Great example! In retail it’s bad if there isn’t a 300%+ markup.
The fascination with making Apple a boogey man on this is bizarre. Your local corner store — which you should very much support! — has a markup that makes Apple look lazy.
Retail provides a necessary service of managing a large inventory of vetted goods readily available under reasonable terms 5-10 minutes from most everywhere america.
There is no way I'm flying to South America for a banana or to Taiwan for a toaster. Their profit is payment for this service.
Your oem provided you a device which is perfectly capable via your ISP and your vendors infrastructure of arranging products and services. Your oem is only an essential part because they insist on it.
FedEx and ford could have in theory done the same or Dell and Verizon.

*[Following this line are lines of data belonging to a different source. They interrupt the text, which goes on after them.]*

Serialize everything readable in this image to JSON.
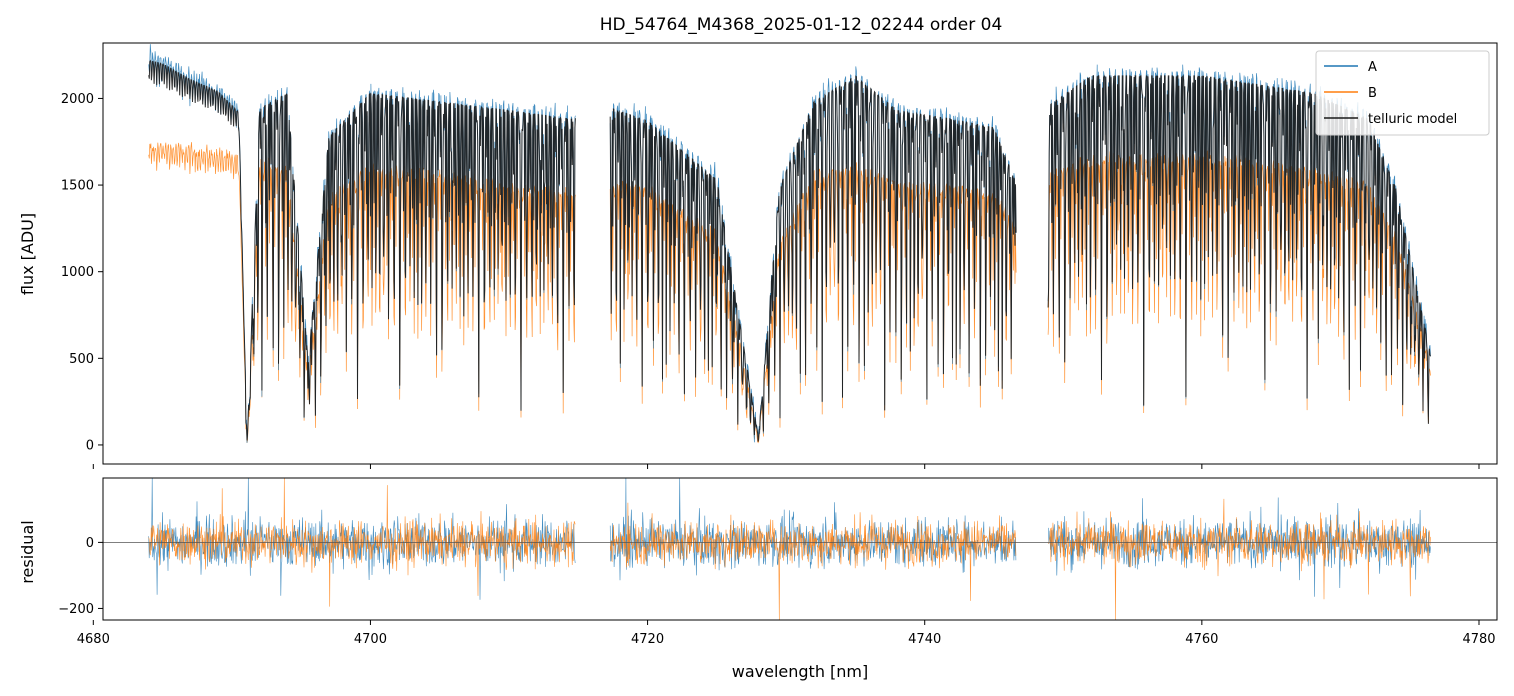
{
  "title": "HD_54764_M4368_2025-01-12_02244  order 04",
  "colors": {
    "A": "#1f77b4",
    "B": "#ff7f0e",
    "model": "#1a1a1a"
  },
  "chart_data": [
    {
      "type": "line",
      "panel": "flux",
      "xlabel": "",
      "ylabel": "flux [ADU]",
      "xlim": [
        4680.7,
        4781.3
      ],
      "ylim": [
        -110,
        2320
      ],
      "xticks": [
        4680,
        4700,
        4720,
        4740,
        4760,
        4780
      ],
      "xticks_labeled": false,
      "yticks": [
        0,
        500,
        1000,
        1500,
        2000
      ],
      "ytick_labels": [
        "0",
        "500",
        "1000",
        "1500",
        "2000"
      ],
      "gaps": [
        [
          4714.8,
          4717.3
        ],
        [
          4746.6,
          4748.9
        ]
      ],
      "legend": {
        "placement": "top-right",
        "entries": [
          "A",
          "B",
          "telluric model"
        ]
      },
      "series": [
        {
          "name": "A",
          "x": [
            4684.0,
            4685.0,
            4687.0,
            4689.0,
            4690.5,
            4691.1,
            4692.0,
            4694.0,
            4695.5,
            4697.0,
            4700.0,
            4705.0,
            4710.0,
            4714.5,
            4717.5,
            4720.0,
            4725.0,
            4728.0,
            4729.5,
            4732.0,
            4735.0,
            4738.0,
            4742.0,
            4745.0,
            4746.5,
            4749.0,
            4752.0,
            4756.0,
            4760.0,
            4764.0,
            4768.0,
            4772.0,
            4774.0,
            4776.5
          ],
          "y": [
            2270,
            2230,
            2130,
            2060,
            1940,
            0,
            1960,
            2050,
            500,
            1800,
            2050,
            2000,
            1950,
            1900,
            1960,
            1890,
            1550,
            50,
            1500,
            2000,
            2150,
            1950,
            1900,
            1850,
            1550,
            1980,
            2150,
            2150,
            2150,
            2100,
            2050,
            1900,
            1500,
            550
          ]
        },
        {
          "name": "B",
          "x": [
            4684.0,
            4685.0,
            4687.0,
            4689.0,
            4690.5,
            4691.1,
            4692.0,
            4694.0,
            4695.5,
            4697.0,
            4700.0,
            4705.0,
            4710.0,
            4714.5,
            4717.5,
            4720.0,
            4725.0,
            4728.0,
            4729.5,
            4732.0,
            4735.0,
            4738.0,
            4742.0,
            4745.0,
            4746.5,
            4749.0,
            4752.0,
            4756.0,
            4760.0,
            4764.0,
            4768.0,
            4772.0,
            4774.0,
            4776.5
          ],
          "y": [
            1720,
            1720,
            1700,
            1680,
            1640,
            0,
            1620,
            1580,
            400,
            1400,
            1600,
            1550,
            1480,
            1450,
            1510,
            1470,
            1200,
            40,
            1150,
            1550,
            1600,
            1500,
            1480,
            1450,
            1250,
            1560,
            1650,
            1650,
            1650,
            1620,
            1580,
            1480,
            1200,
            450
          ]
        },
        {
          "name": "telluric model",
          "x": [
            4684.0,
            4685.0,
            4687.0,
            4689.0,
            4690.5,
            4691.1,
            4692.0,
            4694.0,
            4695.5,
            4697.0,
            4700.0,
            4705.0,
            4710.0,
            4714.5,
            4717.5,
            4720.0,
            4725.0,
            4728.0,
            4729.5,
            4732.0,
            4735.0,
            4738.0,
            4742.0,
            4745.0,
            4746.5,
            4749.0,
            4752.0,
            4756.0,
            4760.0,
            4764.0,
            4768.0,
            4772.0,
            4774.0,
            4776.5
          ],
          "y": [
            2220,
            2200,
            2110,
            2040,
            1920,
            0,
            1940,
            2030,
            480,
            1780,
            2030,
            1980,
            1930,
            1880,
            1940,
            1870,
            1530,
            40,
            1480,
            1980,
            2130,
            1930,
            1880,
            1830,
            1530,
            1960,
            2130,
            2130,
            2130,
            2080,
            2030,
            1880,
            1480,
            530
          ]
        }
      ]
    },
    {
      "type": "line",
      "panel": "residual",
      "xlabel": "wavelength [nm]",
      "ylabel": "residual",
      "xlim": [
        4680.7,
        4781.3
      ],
      "ylim": [
        -235,
        195
      ],
      "xticks": [
        4680,
        4700,
        4720,
        4740,
        4760,
        4780
      ],
      "xtick_labels": [
        "4680",
        "4700",
        "4720",
        "4740",
        "4760",
        "4780"
      ],
      "yticks": [
        -200,
        0
      ],
      "ytick_labels": [
        "−200",
        "0"
      ],
      "reference_line": 0,
      "gaps": [
        [
          4714.8,
          4717.3
        ],
        [
          4746.6,
          4748.9
        ]
      ],
      "series": [
        {
          "name": "A",
          "x_range": [
            4684.0,
            4776.5
          ],
          "typical_spread": 60,
          "extreme_range": [
            -235,
            195
          ]
        },
        {
          "name": "B",
          "x_range": [
            4684.0,
            4776.5
          ],
          "typical_spread": 55,
          "extreme_range": [
            -235,
            195
          ]
        }
      ]
    }
  ]
}
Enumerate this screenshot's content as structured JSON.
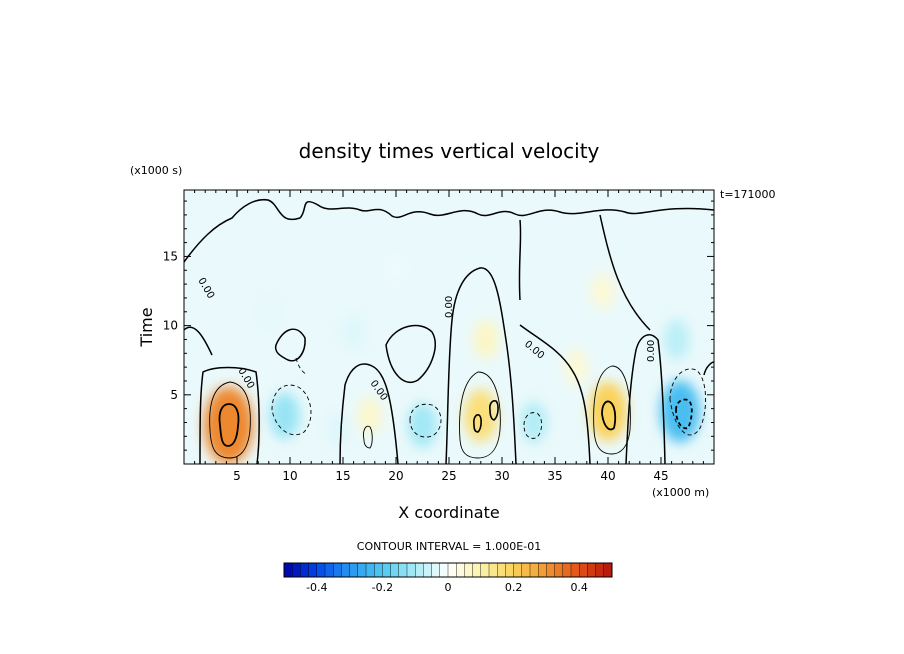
{
  "chart_data": {
    "type": "heatmap",
    "title": "density times vertical velocity",
    "xlabel": "X coordinate",
    "ylabel": "Time",
    "x_unit": "(x1000 m)",
    "y_unit": "(x1000 s)",
    "time_label": "t=171000",
    "contour_interval_label": "CONTOUR INTERVAL = 1.000E-01",
    "zero_contour_label": "0.00",
    "xlim": [
      0,
      50
    ],
    "ylim": [
      0,
      19.8
    ],
    "x_ticks": [
      5,
      10,
      15,
      20,
      25,
      30,
      35,
      40,
      45
    ],
    "y_ticks": [
      5,
      10,
      15
    ],
    "x_tick_labels": [
      "5",
      "10",
      "15",
      "20",
      "25",
      "30",
      "35",
      "40",
      "45"
    ],
    "y_tick_labels": [
      "5",
      "10",
      "15"
    ],
    "colorbar": {
      "range": [
        -0.5,
        0.5
      ],
      "ticks": [
        -0.4,
        -0.2,
        0,
        0.2,
        0.4
      ],
      "tick_labels": [
        "-0.4",
        "-0.2",
        "0",
        "0.2",
        "0.4"
      ]
    },
    "cells": [
      {
        "x": 4.2,
        "y": 2.8,
        "value": 0.32
      },
      {
        "x": 9.5,
        "y": 3.5,
        "value": -0.12
      },
      {
        "x": 14.5,
        "y": 2.5,
        "value": -0.04
      },
      {
        "x": 17.5,
        "y": 3.5,
        "value": 0.06
      },
      {
        "x": 22.5,
        "y": 2.8,
        "value": -0.11
      },
      {
        "x": 28.0,
        "y": 3.5,
        "value": 0.16
      },
      {
        "x": 28.5,
        "y": 9.0,
        "value": 0.07
      },
      {
        "x": 33.0,
        "y": 3.0,
        "value": -0.09
      },
      {
        "x": 37.0,
        "y": 7.0,
        "value": 0.05
      },
      {
        "x": 40.0,
        "y": 3.8,
        "value": 0.2
      },
      {
        "x": 39.5,
        "y": 12.5,
        "value": 0.05
      },
      {
        "x": 46.8,
        "y": 3.8,
        "value": -0.22
      },
      {
        "x": 46.5,
        "y": 9.0,
        "value": -0.08
      },
      {
        "x": 16.0,
        "y": 9.5,
        "value": -0.04
      },
      {
        "x": 20.0,
        "y": 14.0,
        "value": -0.02
      },
      {
        "x": 8.0,
        "y": 11.0,
        "value": -0.03
      }
    ]
  }
}
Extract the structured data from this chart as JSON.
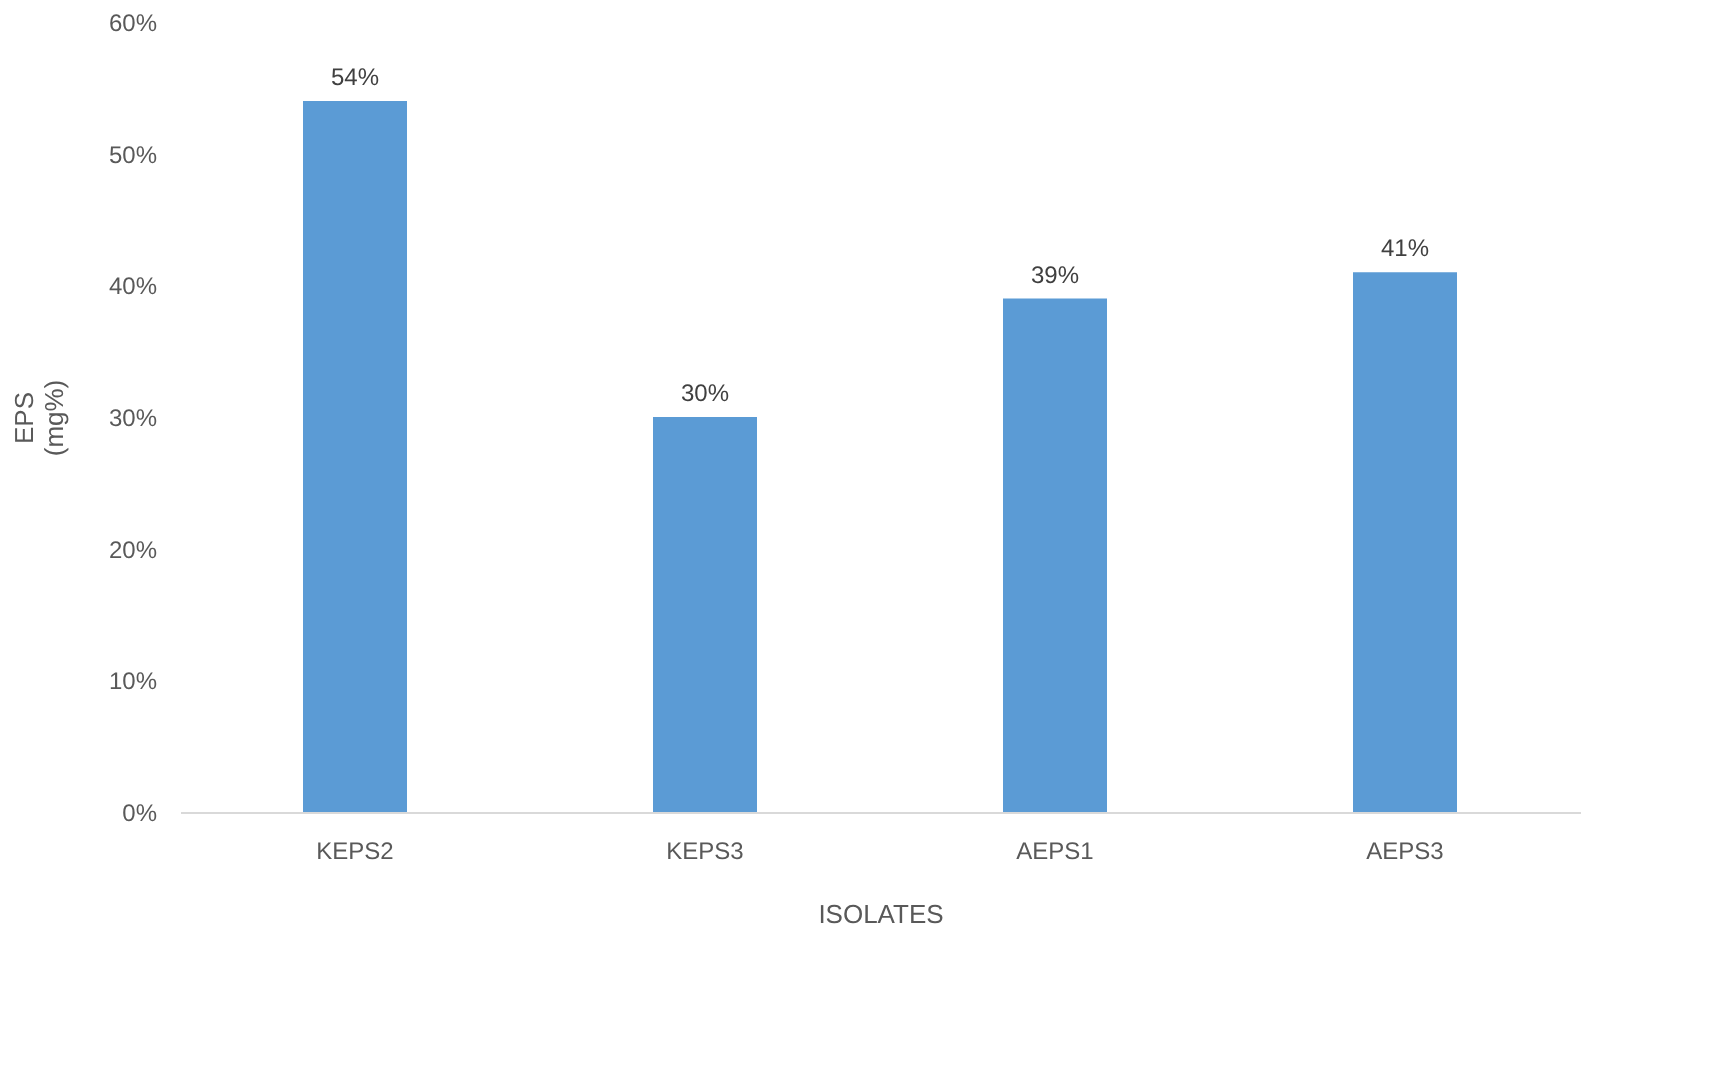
{
  "chart_data": {
    "type": "bar",
    "xlabel": "ISOLATES",
    "ylabel": "EPS (mg%)",
    "categories": [
      "KEPS2",
      "KEPS3",
      "AEPS1",
      "AEPS3"
    ],
    "values": [
      54,
      30,
      39,
      41
    ],
    "value_labels": [
      "54%",
      "30%",
      "39%",
      "41%"
    ],
    "color": "#5b9bd5",
    "ylim": [
      0,
      60
    ],
    "yticks": [
      {
        "value": 0,
        "label": "0%"
      },
      {
        "value": 10,
        "label": "10%"
      },
      {
        "value": 20,
        "label": "20%"
      },
      {
        "value": 30,
        "label": "30%"
      },
      {
        "value": 40,
        "label": "40%"
      },
      {
        "value": 50,
        "label": "50%"
      },
      {
        "value": 60,
        "label": "60%"
      }
    ],
    "grid": false
  }
}
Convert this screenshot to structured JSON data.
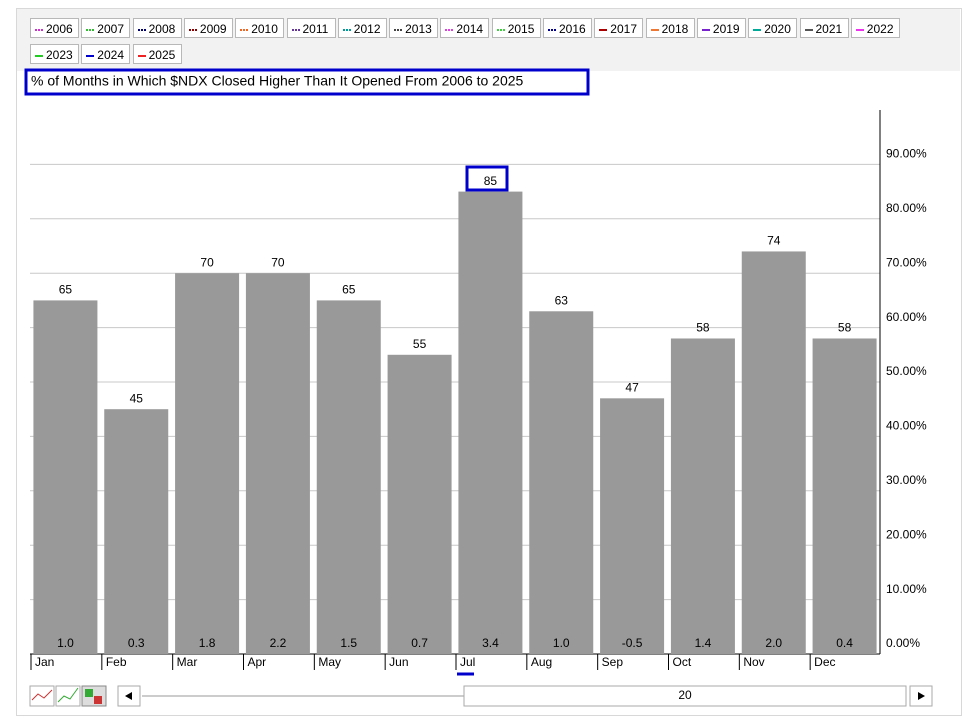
{
  "legend": [
    {
      "label": "2006",
      "color": "#cc33cc",
      "dotted": true
    },
    {
      "label": "2007",
      "color": "#33bb33",
      "dotted": true
    },
    {
      "label": "2008",
      "color": "#000066",
      "dotted": true
    },
    {
      "label": "2009",
      "color": "#880000",
      "dotted": true
    },
    {
      "label": "2010",
      "color": "#ee6622",
      "dotted": true
    },
    {
      "label": "2011",
      "color": "#663399",
      "dotted": true
    },
    {
      "label": "2012",
      "color": "#009999",
      "dotted": true
    },
    {
      "label": "2013",
      "color": "#444444",
      "dotted": true
    },
    {
      "label": "2014",
      "color": "#dd44dd",
      "dotted": true
    },
    {
      "label": "2015",
      "color": "#44cc44",
      "dotted": true
    },
    {
      "label": "2016",
      "color": "#000088",
      "dotted": true
    },
    {
      "label": "2017",
      "color": "#aa0000",
      "dotted": false
    },
    {
      "label": "2018",
      "color": "#ee7733",
      "dotted": false
    },
    {
      "label": "2019",
      "color": "#7722cc",
      "dotted": false
    },
    {
      "label": "2020",
      "color": "#00aa99",
      "dotted": false
    },
    {
      "label": "2021",
      "color": "#555555",
      "dotted": false
    },
    {
      "label": "2022",
      "color": "#ee33ee",
      "dotted": false
    },
    {
      "label": "2023",
      "color": "#22cc22",
      "dotted": false
    },
    {
      "label": "2024",
      "color": "#0000cc",
      "dotted": false
    },
    {
      "label": "2025",
      "color": "#ee2222",
      "dotted": false
    }
  ],
  "chart_data": {
    "type": "bar",
    "title": "% of Months in Which $NDX Closed Higher Than It Opened From 2006 to 2025",
    "categories": [
      "Jan",
      "Feb",
      "Mar",
      "Apr",
      "May",
      "Jun",
      "Jul",
      "Aug",
      "Sep",
      "Oct",
      "Nov",
      "Dec"
    ],
    "values": [
      65,
      45,
      70,
      70,
      65,
      55,
      85,
      63,
      47,
      58,
      74,
      58
    ],
    "bottom_labels": [
      "1.0",
      "0.3",
      "1.8",
      "2.2",
      "1.5",
      "0.7",
      "3.4",
      "1.0",
      "-0.5",
      "1.4",
      "2.0",
      "0.4"
    ],
    "color": "#999999",
    "ylim": [
      0,
      100
    ],
    "yticks": [
      {
        "value": 0,
        "label": "0.00%"
      },
      {
        "value": 10,
        "label": "10.00%"
      },
      {
        "value": 20,
        "label": "20.00%"
      },
      {
        "value": 30,
        "label": "30.00%"
      },
      {
        "value": 40,
        "label": "40.00%"
      },
      {
        "value": 50,
        "label": "50.00%"
      },
      {
        "value": 60,
        "label": "60.00%"
      },
      {
        "value": 70,
        "label": "70.00%"
      },
      {
        "value": 80,
        "label": "80.00%"
      },
      {
        "value": 90,
        "label": "90.00%"
      }
    ],
    "grid": true
  },
  "controls": {
    "scroll_label": "20"
  }
}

Sideloading is not allowed per Apple rules and requires jailbreaking which comes with a list of caveats. So technically yes as a user I can side load but as a company providing apps it's not a realistic method of app delivery for the vast majority of use cases.
This is the second time you've made this claim on the thread. Nobody knows what you're talking about. What side loading are you referring to? You mean taking advantage of the dev loophole by asking users to build and sign your code every 7 days?
The fascination with making Apple a boogey man on this is bizarre. Your local corner store — which you should very much support! — has a markup that makes Apple look lazy.